HERKERT: Now, that's about a 10-million acre crop in the state here, and the kind of fields that came out to put in the soybeans were the pastures and the hay fields. We've seen almost a 50% drop in acreage, millions of acres lost. We know the birds were in there and so it's not really too surprising, perhaps, that some have declined.

TREMBLAY: In response, wildlife managers in the Midwest have begun to look for ways to recreate habitats. In Illinois, biologists are establishing a vast, new tall grass prairie near Chicago. The US Fish and Wildlife Service is planning a national wildlife refuge covering 70,000 acres of prairie across Iowa and Minnesota.

(A car honks.
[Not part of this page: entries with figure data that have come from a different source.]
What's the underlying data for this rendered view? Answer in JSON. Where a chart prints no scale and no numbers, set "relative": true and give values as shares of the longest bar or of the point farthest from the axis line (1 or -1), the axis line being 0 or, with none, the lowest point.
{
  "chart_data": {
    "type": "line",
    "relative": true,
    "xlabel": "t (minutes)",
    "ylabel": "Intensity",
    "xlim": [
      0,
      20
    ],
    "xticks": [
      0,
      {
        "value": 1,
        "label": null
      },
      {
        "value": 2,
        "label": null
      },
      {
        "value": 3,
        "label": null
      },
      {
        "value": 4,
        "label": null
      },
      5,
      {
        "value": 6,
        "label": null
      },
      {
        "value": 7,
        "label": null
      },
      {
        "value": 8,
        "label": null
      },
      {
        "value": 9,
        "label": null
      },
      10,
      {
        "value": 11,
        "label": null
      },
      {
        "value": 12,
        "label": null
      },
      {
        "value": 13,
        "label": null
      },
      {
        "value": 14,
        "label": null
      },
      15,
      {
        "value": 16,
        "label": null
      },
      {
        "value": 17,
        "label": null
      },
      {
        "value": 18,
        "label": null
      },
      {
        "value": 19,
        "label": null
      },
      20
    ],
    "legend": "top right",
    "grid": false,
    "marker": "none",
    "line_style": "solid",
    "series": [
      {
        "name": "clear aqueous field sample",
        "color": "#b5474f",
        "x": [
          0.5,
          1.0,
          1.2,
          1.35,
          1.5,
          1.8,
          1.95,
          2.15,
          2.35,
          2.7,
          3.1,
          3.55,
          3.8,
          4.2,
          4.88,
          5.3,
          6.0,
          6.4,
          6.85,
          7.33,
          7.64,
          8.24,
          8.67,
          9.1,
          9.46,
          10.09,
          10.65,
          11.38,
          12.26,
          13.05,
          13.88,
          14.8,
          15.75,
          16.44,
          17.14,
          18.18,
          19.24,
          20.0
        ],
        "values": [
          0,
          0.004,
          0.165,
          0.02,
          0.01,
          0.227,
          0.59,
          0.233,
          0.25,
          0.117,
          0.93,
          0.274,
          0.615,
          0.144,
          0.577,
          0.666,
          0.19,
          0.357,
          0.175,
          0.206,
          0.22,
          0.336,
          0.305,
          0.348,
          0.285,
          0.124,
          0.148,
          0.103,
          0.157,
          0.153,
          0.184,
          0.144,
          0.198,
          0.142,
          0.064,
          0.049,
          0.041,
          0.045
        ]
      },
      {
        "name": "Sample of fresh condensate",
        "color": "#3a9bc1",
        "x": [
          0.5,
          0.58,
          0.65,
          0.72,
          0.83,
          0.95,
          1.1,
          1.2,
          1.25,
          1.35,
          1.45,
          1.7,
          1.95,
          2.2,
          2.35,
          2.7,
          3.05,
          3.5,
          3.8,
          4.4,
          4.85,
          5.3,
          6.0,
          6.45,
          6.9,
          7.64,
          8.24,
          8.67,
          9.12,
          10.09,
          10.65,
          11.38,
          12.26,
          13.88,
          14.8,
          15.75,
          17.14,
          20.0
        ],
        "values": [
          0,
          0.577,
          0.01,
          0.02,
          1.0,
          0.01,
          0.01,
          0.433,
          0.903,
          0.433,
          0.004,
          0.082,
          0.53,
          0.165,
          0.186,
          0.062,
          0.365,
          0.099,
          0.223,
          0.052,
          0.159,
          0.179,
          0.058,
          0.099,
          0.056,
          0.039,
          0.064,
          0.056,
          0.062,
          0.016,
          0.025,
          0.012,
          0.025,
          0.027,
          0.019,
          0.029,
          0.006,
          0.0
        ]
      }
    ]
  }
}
An engine starts up.)

TREMBLAY: Even in the East, wildlife managers have decided to try to hold onto the few small grasslands that remain here. At the Montezuma National Wildlife Refuge in central New York State, biologist Tracy Gingrich oversees an elaborate effort to maintain fields that will appeal to birds like the grasshopper sparrow. He mows 500 acres every couple of months and he has to mow in synch with the bird's nesting habits.

GINGRICH: And that's similar to what a homeowner would do when they're mowing the grass on their lawn, is that you're trying to encourage the grasses and discourage weeds, like dandelions or plantain in his lawn. And by mowing it you stress those plants so they're not as able to compete as well with the grasses that are adapted to frequent mowing.
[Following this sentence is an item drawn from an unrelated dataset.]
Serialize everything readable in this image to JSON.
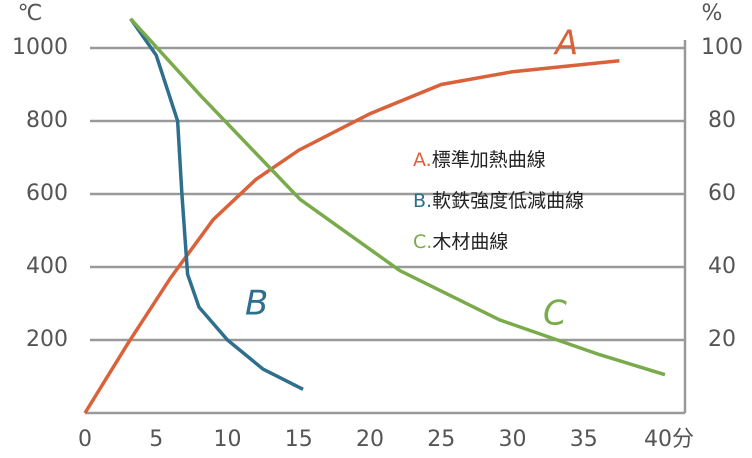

TREMBLAY: After he mows, Mr. Gingrich applies pesticides to kill certain shrubs and weeds. Next spring he'll burn these fields to simulate a natural brush fire. He says it costs about $75 per acre per year to maintain the fields at this refuge. And by doing all of this, Mr. Gingrich is deliberately preventing this field from reverting to what was probably its natural state, a forest. And that's where some scientists are questioning the point of preserving open grasslands in the East. Dr. Robert Askins says 80% of Connecticut used to be farm land. Now much of the state is covered with trees.

ASKINS: To a certain extent it is not a cause for concern, because the return of the forest brings us back to a landscape more like what the first European settlers saw in the 1500s and 1600s.

TREMBLAY: But Dr. Askins is afraid that we've allowed the forest to reclaim too much grassland.

TREMBLAY: And we're in danger of ending up with a very monotonous landscape that's characterized by a young forest or development, without any of the tremendous diversity of habitats that once characterized the area.

TREMBLAY: Scientists are at odds. They want to maintain diversity, but their inability to agree on a goal or a historical benchmark for the birds' population has slowed the effort to protect the birds' habitat. Still, some plans are going forward. Congress has renewed the Crop Land Reserve Program, which helps farmers maintain empty fields for nesting birds. And biologists working for the Federal Breeding Bird Survey are watching the birds closely. Dr. Jim Herkert of the Illinois Endangered Species Board is troubled, he says, because scientists don't really understand what the repercussions of a drop in the birds' population might be on the larger ecosystem. That's why he thinks it's important to hang onto the meadows and prairies that still exist today. It'll serve as a template for the future.

HERKERT: In several of the eastern states we've got so little left. We've got, you know, much less than 1% of the native prairie, a habitat that in Illinois covered 21 million acres. We've got only a few thousand acres of high-quality stuff left. So it's really important to maintain that, just as a sort of a template as we get into restoration, and so that we can use them as guides for our prairie restorations.

(Bird song)

TREMBLAY: A grasshopper sparrow makes a short, sputtery flight from a low shrub to a mullen plant in a field in upstate New York. Most of the people driving by this field probably don't even notice the little brown bird. But a few years down the road, this sparrow and its companions may be far more conspicuous by their absence. For Living on Earth, I'm Brenda Tremblay in Rochester, New York.